28.6.12

Raniero Panzieri ("Quaderni Piacentini" n.19-20, ottobre-dicembre 1964)

Partito socialista e partito comunista hanno ritenuto opportuno com­memorare Raniero Panzieri, morto a Torino il 9 ottobre scorso. Potevano tacere, questi «partiti operai», potevano ignorarne la morte come avevano deciso di ignorarne pubblicamente l'attività degli ultimi anni (che invece, in pratica, avevano pervicacemente combattuto senza esclusione di colpi). 
Ma era chiedere troppo. 
Così l'«Unità» (10 ottobre) gli ha dedicato un gesuiti­co trafiletto in cui Panzieri viene trattato col tono che la Chiesa cattolica usa verso certi «spretati» («singolare e tormentata figura del movimento operaio»); e «Mondo Operaio» (n. 10, ottobre), la squallida rivista del Psi che solo sotto la direzione di Panzieri aveva vissuto una stagione feconda, ha suscitato ancor più fastidio esaltandolo e comodamente sorvolando sul radicale dissenso che lo aveva indotto a lasciare per sempre il partito. (Già nel 1958 Panzieri scriveva, proprio sulle colonne di «Mondo Operaio»: «Si vorrebbe far passare come richiamo alla lezione dei fatti, del "nuovo", quello che è, scopertamente, l'invito fatto ai socialisti perché favoriscano l'“operazione regime"! La banale e falsificatrice problematica sull'“auto­nomismo" e sul "frontismo", le divisioni artificiali, tutto insomma l'ar­mamentario vecchio e nuovo messo in campo dal giornalismo borghese è al servizio di questa grande "operazione" che dovrebbe definitivamente concludere quella restaurazione capitalistica, che in questi anni si è aperta il passo attraverso la ripresa egemonica nelle strutture economiche e nei livel­li profondi della società nazionale. Troppo si è già consentito, si è ceduto, nella ricerca delle soluzioni "facili", addirittura nella strumentalizzazione — socialdemocratica e borghese — dei problemi reali del movimento ope­raio. È così rispuntato nel partito il volto della vecchia socialdemocrazia, suscitando attesa e speranza nell'avversario, rinfocolando i suoi inviti, se­minando incertezza e sfiducia nei militanti circa la capacità e il ruolo del partito.») I socialisti di «Mondo Operaio» parlano oggi di Panzieri come di un loro compagno e del Psi come del suo partito!!

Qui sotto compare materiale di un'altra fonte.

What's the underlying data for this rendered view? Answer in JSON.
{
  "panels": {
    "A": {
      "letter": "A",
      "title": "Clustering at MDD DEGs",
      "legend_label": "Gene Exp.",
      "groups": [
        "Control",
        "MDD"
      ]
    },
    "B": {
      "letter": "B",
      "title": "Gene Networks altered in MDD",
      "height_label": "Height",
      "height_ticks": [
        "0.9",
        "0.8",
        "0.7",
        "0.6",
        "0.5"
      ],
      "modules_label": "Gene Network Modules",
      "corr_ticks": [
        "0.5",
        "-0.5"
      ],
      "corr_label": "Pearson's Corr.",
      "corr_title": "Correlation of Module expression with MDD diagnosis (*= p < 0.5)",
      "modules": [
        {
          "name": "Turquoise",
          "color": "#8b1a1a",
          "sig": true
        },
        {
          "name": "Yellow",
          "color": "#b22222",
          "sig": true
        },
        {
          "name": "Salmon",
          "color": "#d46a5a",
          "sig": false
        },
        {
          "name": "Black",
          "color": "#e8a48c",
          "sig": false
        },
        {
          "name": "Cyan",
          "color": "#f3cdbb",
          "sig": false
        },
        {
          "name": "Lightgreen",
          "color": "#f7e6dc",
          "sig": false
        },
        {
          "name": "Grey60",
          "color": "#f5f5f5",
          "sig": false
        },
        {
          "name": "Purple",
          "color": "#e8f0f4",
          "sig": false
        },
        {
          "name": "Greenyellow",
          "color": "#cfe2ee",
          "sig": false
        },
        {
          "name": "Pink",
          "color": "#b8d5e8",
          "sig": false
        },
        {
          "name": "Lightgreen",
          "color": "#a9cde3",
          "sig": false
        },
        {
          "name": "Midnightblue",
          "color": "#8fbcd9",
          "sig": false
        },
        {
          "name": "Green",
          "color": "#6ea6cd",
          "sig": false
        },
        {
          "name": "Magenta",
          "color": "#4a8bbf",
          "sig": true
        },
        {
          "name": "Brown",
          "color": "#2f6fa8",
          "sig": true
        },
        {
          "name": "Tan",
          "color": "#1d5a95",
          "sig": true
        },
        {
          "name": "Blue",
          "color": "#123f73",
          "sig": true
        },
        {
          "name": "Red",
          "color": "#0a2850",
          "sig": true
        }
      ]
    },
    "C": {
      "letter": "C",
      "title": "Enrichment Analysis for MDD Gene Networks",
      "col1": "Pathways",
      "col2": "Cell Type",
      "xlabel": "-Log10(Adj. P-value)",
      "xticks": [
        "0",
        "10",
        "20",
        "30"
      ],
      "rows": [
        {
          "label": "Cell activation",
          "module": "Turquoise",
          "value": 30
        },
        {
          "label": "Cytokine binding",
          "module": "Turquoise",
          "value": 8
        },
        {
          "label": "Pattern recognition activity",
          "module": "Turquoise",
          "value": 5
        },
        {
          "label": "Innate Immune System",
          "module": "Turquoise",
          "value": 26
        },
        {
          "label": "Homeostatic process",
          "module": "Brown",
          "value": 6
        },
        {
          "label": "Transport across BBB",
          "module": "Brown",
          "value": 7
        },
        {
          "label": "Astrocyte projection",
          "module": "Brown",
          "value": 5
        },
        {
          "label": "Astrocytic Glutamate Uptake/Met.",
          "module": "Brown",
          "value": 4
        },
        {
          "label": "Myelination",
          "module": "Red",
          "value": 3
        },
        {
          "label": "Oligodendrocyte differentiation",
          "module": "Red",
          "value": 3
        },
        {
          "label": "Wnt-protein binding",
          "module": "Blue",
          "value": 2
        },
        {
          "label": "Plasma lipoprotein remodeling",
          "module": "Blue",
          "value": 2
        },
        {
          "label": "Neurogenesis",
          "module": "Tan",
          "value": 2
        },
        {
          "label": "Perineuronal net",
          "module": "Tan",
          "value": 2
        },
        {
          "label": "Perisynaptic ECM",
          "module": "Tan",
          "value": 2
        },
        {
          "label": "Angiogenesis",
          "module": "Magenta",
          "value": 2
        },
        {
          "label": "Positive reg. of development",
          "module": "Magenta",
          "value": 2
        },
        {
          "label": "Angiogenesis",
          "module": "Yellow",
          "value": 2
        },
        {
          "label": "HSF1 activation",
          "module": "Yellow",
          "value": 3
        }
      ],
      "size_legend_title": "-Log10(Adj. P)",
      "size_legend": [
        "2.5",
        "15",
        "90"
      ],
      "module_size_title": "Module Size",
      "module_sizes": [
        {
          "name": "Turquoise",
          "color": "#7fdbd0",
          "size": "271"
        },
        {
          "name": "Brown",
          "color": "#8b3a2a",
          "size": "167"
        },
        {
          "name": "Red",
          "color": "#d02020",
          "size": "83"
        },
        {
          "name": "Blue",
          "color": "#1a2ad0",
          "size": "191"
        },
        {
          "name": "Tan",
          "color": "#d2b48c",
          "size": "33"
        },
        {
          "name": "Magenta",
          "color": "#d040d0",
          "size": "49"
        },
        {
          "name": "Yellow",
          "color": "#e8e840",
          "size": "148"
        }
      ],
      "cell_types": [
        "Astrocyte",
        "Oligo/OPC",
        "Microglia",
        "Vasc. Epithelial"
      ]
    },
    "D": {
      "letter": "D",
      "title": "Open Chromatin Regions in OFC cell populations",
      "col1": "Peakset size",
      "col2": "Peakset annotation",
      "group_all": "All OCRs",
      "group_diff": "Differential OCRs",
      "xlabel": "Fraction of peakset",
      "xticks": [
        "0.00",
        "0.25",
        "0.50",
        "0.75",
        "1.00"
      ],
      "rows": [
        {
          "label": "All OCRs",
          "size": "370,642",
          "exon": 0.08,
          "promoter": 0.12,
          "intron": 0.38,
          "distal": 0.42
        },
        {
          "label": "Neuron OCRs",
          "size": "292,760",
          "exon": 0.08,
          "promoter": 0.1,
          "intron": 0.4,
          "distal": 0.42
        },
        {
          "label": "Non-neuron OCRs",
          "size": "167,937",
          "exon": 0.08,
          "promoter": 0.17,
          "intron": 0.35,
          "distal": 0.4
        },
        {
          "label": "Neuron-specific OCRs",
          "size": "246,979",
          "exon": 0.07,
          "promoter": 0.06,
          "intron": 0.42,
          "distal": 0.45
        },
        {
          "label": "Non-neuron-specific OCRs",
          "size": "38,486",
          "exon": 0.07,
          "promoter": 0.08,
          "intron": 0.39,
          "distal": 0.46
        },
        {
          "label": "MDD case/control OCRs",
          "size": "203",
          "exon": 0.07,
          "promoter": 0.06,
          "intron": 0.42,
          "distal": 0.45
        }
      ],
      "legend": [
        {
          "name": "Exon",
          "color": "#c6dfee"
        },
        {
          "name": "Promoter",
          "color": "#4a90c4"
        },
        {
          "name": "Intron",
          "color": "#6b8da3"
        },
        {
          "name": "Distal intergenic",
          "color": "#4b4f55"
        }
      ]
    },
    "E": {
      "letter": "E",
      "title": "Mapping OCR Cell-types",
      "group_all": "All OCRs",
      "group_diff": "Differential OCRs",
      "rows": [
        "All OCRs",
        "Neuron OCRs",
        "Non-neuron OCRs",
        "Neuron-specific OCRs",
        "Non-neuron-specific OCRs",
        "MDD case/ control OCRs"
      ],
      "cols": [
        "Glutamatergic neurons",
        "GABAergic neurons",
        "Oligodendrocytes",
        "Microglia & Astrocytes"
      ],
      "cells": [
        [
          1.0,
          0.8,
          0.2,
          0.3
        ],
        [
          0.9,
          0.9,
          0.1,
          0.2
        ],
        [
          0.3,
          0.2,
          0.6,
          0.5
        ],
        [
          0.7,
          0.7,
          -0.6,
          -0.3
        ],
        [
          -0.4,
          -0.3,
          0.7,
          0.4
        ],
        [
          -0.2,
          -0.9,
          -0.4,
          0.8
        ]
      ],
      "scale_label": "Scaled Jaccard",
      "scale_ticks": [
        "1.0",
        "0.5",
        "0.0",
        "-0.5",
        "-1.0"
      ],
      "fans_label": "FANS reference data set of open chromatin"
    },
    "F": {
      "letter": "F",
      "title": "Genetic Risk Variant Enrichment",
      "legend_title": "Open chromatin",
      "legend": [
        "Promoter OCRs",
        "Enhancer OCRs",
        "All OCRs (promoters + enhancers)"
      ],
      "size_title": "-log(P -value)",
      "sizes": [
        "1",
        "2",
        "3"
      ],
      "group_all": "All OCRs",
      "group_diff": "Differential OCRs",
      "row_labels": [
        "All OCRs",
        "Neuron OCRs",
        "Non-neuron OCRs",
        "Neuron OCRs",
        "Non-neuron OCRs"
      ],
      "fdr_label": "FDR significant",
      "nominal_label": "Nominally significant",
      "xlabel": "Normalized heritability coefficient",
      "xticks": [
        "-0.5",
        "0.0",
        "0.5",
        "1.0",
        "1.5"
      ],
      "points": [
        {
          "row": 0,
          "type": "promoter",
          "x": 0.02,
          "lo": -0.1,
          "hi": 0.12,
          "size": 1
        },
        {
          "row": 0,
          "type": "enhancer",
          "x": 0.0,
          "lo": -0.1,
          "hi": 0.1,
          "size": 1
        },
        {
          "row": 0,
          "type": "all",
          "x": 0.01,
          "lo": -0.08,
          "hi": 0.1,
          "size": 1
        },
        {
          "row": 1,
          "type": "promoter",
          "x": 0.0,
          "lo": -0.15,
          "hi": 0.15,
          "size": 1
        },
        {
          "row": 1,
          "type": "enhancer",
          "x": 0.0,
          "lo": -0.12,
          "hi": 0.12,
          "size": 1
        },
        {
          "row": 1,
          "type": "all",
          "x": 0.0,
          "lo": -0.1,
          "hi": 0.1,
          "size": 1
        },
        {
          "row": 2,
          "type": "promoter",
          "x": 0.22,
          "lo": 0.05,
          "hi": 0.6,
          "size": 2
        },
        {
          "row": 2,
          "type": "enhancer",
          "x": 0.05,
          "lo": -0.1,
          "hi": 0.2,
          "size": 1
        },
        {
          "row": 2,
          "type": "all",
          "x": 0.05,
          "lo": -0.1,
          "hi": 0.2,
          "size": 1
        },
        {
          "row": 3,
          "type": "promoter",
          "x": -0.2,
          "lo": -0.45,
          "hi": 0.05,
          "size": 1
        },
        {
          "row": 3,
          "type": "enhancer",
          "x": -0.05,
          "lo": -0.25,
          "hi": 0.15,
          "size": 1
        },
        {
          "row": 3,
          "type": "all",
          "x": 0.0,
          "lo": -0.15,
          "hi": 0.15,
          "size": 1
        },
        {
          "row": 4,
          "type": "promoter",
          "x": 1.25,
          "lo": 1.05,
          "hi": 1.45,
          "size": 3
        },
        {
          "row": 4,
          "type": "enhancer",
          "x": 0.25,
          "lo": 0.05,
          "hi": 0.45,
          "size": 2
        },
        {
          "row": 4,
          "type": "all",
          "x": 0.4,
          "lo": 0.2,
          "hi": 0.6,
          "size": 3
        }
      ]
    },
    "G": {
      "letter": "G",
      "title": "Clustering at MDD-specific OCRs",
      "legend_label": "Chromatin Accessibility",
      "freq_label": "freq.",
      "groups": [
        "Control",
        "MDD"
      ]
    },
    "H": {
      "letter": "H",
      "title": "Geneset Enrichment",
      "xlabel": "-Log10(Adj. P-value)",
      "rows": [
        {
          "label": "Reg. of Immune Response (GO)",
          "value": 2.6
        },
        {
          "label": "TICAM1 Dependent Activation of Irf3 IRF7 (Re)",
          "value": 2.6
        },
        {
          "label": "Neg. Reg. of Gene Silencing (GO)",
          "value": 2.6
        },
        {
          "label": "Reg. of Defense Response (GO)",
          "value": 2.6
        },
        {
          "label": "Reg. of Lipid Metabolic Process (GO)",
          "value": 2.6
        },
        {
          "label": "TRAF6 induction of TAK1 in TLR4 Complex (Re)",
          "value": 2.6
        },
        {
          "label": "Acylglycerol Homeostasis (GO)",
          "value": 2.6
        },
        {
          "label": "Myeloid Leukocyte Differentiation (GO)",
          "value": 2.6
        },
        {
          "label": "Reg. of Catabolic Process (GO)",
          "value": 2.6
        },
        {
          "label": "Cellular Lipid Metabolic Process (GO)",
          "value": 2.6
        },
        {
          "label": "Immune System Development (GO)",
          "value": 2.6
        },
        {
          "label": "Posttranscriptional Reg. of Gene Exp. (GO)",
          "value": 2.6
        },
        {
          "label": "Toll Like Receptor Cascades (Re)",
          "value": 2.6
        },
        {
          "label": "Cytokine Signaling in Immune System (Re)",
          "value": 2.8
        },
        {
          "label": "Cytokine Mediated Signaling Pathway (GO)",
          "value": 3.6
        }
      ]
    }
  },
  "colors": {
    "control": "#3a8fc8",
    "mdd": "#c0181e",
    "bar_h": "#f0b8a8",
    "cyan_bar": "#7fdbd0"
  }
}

Non vogliamo qui ricordare le eccezionali qualità intellettuali e umane di Panzieri. Sono ben note a chi lo ha conosciuto e agli altri ciò suonerebbe retorico (e Panzieri era uomo privo di ogni retorica). Vogliamo solo smen­tire l'opinione generale secondo cui Panzieri sarebbe morto «improvvisa­mente». Non è vero. La sua morte è stata la conseguenza, ha segnato il suc­cesso di quell'operazione di vero e proprio linciaggio morale cui da anni, da quando aveva dato vita ai “Quaderni rossi”, rivista fin dal primo numero di livello europeo, lo sottoponevano i «partiti operai», coi loro burocrati, sin­dacalisti, ecc. In più, nell'inverno scorso veniva licenziato dal suo impiego editoriale. Ma il grave logorìo fisico e le pesanti difficoltà finanziarie non l'hanno indotto a risparmiarsi, a occuparsi di se stesso. Da ciò è stato stroncato, quest'uomo intimamente pessimista e forse disperato che sapeva costringere alla speranza chiunque lo accostasse.